= 1875 Luxembourg general election =

Partial general elections were held in Luxembourg on 9 June 1875, electing members of the Chamber of Deputies. The elections took place in Capellen, Clervaux, Diekirch, Grevenmacher, Luxembourg City, Redange, and Vianden.

==Results==
Candidates who were successful are in bold.

The electoral system provided for run-off votes, but in this case all successful candidates were elected after only one round with an absolute majority.

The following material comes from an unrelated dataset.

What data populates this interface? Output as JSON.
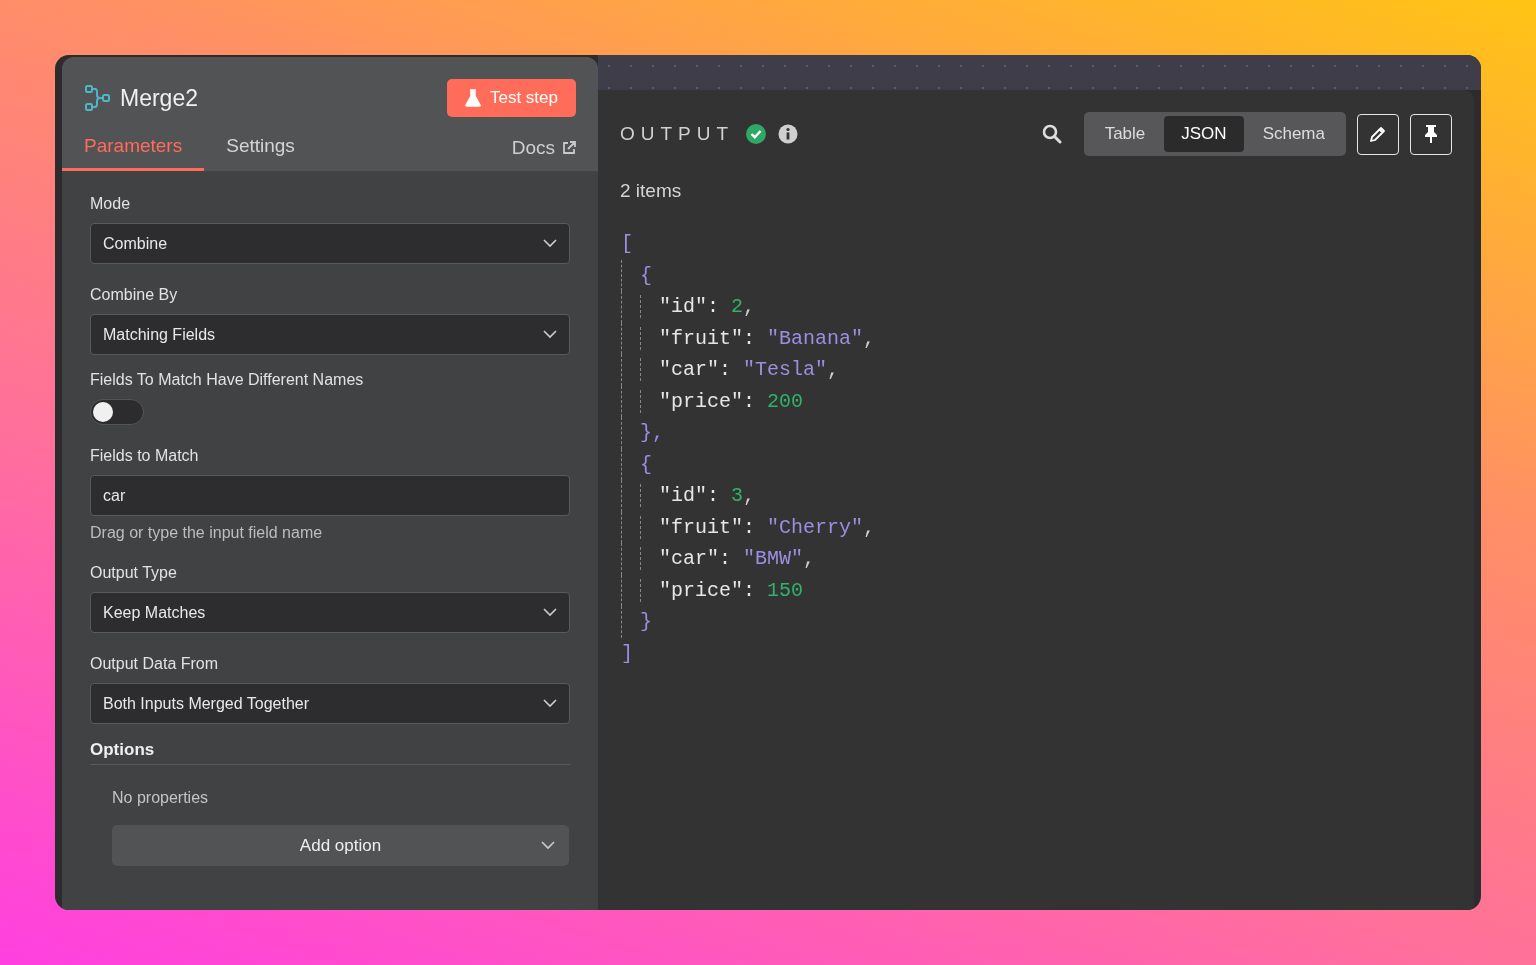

| Canton | Seats | Candidate | Votes |
| Capellen | 3 | Norbert Metz | 427 |
| Funck | 395 |
| Kirpach | 381 |
| Turnout | 471 |
| Clervaux | 3 | Joseph Conzemius | 363 |
| Théodore-Arthur Bouvier | 335 |
| Urbin | 325 |
| Hamelius | 143 |
| Toutsch | 23 |
| Turnout | 406 |
| Diekirch | 4 | Pierre Toussaint | 341 |
| Victor Tschiderer | 308 |
| Jean-Pierre Salentiny | 301 |
| Mergen | 291 |
| Steichen | 228 |
| Schmit | 172 |
| Turnout | 535 |
| Grevenmacher | 3 | Victor Schoren | 339 |
| Félix Putz | 337 |
| Zénon de Muyser | 313 |
| Turnout | 361 |
| Luxembourg-Ville | 3 | Charles-Jean Simons | 361 |
| Antoine Pescatore | 311 |
| Simonis | 309 |
| Mersch-Wittenauer | 212 |
| Turnout | 541 |
| Redange | 3 | Berger | 359 |
| Rénilde-Guillaume Jacques | 355 |
| Jean Orianne | 327 |
| Bian | 291 |
| Turnout | 580 |
| Vianden | 1 | Adolphe Pauly | 65 |
| Tibesar | 20 |
| Turnout | 86 |

== Aftermath ==
A by-election in Grevenmacher was soon organised for 27 July, as Victor Schoren, one of the Grevenmacher Deputies, had been appointed commissioner of the district of Grevenmacher.

Another by-election had to be organised for Vianden, as Adolphe Pauly soon resigned; the election date was set for 15 November. This resulted in the election of Camille Dumont, who was supported by the Blochausen government.